Reputation: 2206
Let us say in my models for a django app, I have three models, each with many to many relationship (this is a toy example).
class User(models.Model):
permissions_group = models.ManyToManyField(Group)
class Group(models.Model):
permissions_area = models.ManyToManyField(Area)
class Area(models.Model):
#other irrelevant field data...
pass
I would like to have a field on my User
model, that expressed the relationship between users and Areas, which is an implicit many-to-many model (that is to say I don't define additional relations which create additional tables in the database, I use the relationship which goes through groups).
I have considered using a custom manager, but that doesn't seem to allow the kind of relationship filtering that one sees with a standard RelatedField manager; I could simply set a decorated property on the class:
class User(models.Model):
@property
permissions_areas(self):
return Area.objects.filter(group__in=self.permissions_groups.all())
But that seems clunky, and doesn't use any django conventions.
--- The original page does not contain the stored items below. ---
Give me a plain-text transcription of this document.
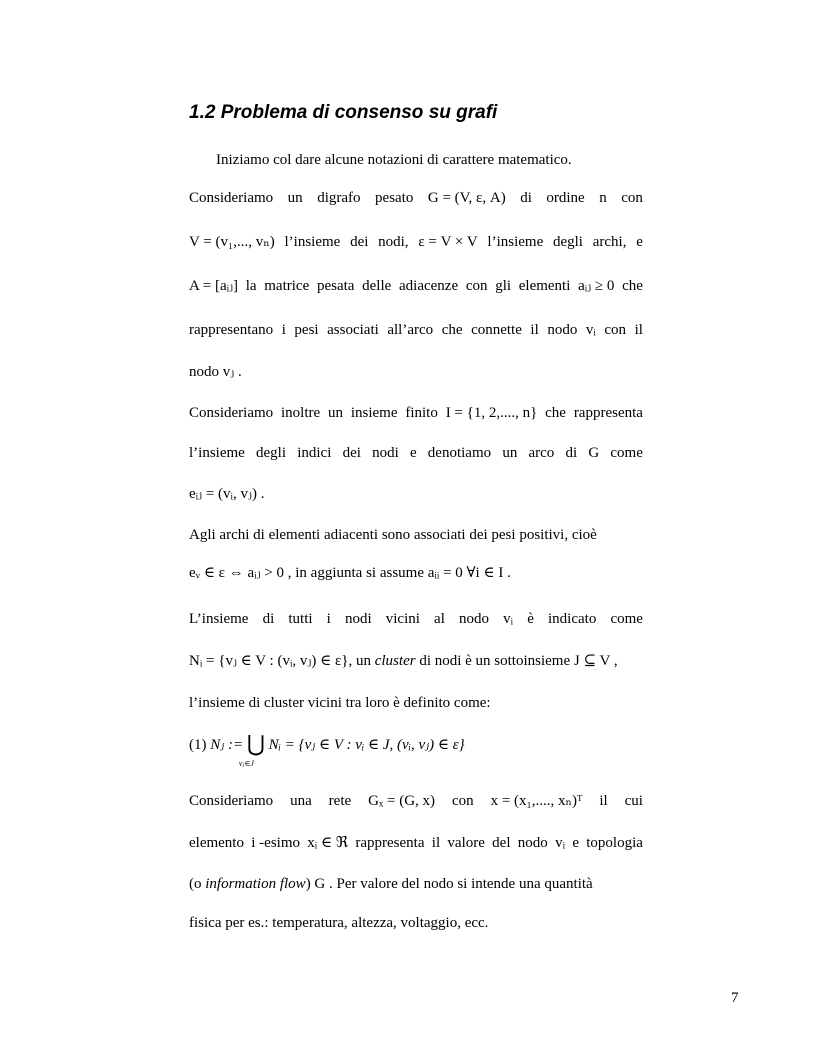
1.2 Problema di consenso su grafi
Iniziamo col dare alcune notazioni di carattere matematico.
Consideriamo un digrafo pesato G = (V, ε, A) di ordine n con
V = (v₁,..., vₙ) l’insieme dei nodi, ε = V × V l’insieme degli archi, e
A = [aᵢⱼ] la matrice pesata delle adiacenze con gli elementi aᵢⱼ ≥ 0 che
rappresentano i pesi associati all’arco che connette il nodo vᵢ con il
nodo vⱼ .
Consideriamo inoltre un insieme finito I = {1, 2,...., n} che rappresenta
l’insieme degli indici dei nodi e denotiamo un arco di G come
eᵢⱼ = (vᵢ, vⱼ) .
Agli archi di elementi adiacenti sono associati dei pesi positivi, cioè
eᵥ ∈ ε ⇔ aᵢⱼ > 0 , in aggiunta si assume aᵢᵢ = 0 ∀i ∈ I .
L’insieme di tutti i nodi vicini al nodo vᵢ è indicato come
Nᵢ = {vⱼ ∈ V : (vᵢ, vⱼ) ∈ ε}, un cluster di nodi è un sottoinsieme J ⊆ V ,
l’insieme di cluster vicini tra loro è definito come:
(1) Nⱼ := ⋃
vⱼ∈J
Nᵢ = {vⱼ ∈ V : vᵢ ∈ J, (vᵢ, vⱼ) ∈ ε}
Consideriamo una rete Gₓ = (G, x) con x = (x₁,...., xₙ)ᵀ il cui
elemento i -esimo xᵢ ∈ ℜ rappresenta il valore del nodo vᵢ e topologia
(o information flow) G . Per valore del nodo si intende una quantità
fisica per es.: temperatura, altezza, voltaggio, ecc.
7
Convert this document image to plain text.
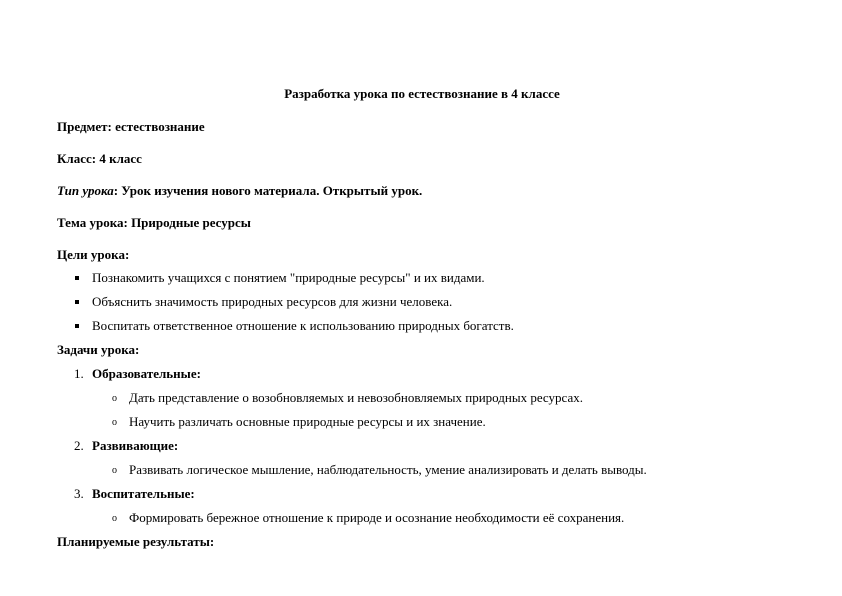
Разработка урока по естествознание в 4 классе

Предмет: естествознание

Класс: 4 класс

Тип урока: Урок изучения нового материала. Открытый урок.

Тема урока: Природные ресурсы

Цели урока:

Познакомить учащихся с понятием "природные ресурсы" и их видами.
Объяснить значимость природных ресурсов для жизни человека.
Воспитать ответственное отношение к использованию природных богатств.

Задачи урока:

1. Образовательные:
o Дать представление о возобновляемых и невозобновляемых природных ресурсах.
o Научить различать основные природные ресурсы и их значение.
2. Развивающие:
o Развивать логическое мышление, наблюдательность, умение анализировать и делать выводы.
3. Воспитательные:
o Формировать бережное отношение к природе и осознание необходимости её сохранения.

Планируемые результаты:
Is there a conventional way to do this in django using Django's tooling (custom managers or something similar to RelatedManager
) which I am missing?
Upvotes: 1
Views: 219
Reputation: 476669
You can just use two underscores to look through a relation, so:
class User(models.Model):
@property
permissions_areas(self):
return Area.objects.filter(group__user=self).distinct()
The .distinct()
is useful if a User
can belong to multiple groups that have access to this area. Without .distinct()
it would return that Area
for each group that has permission to that area and where the user belongs to.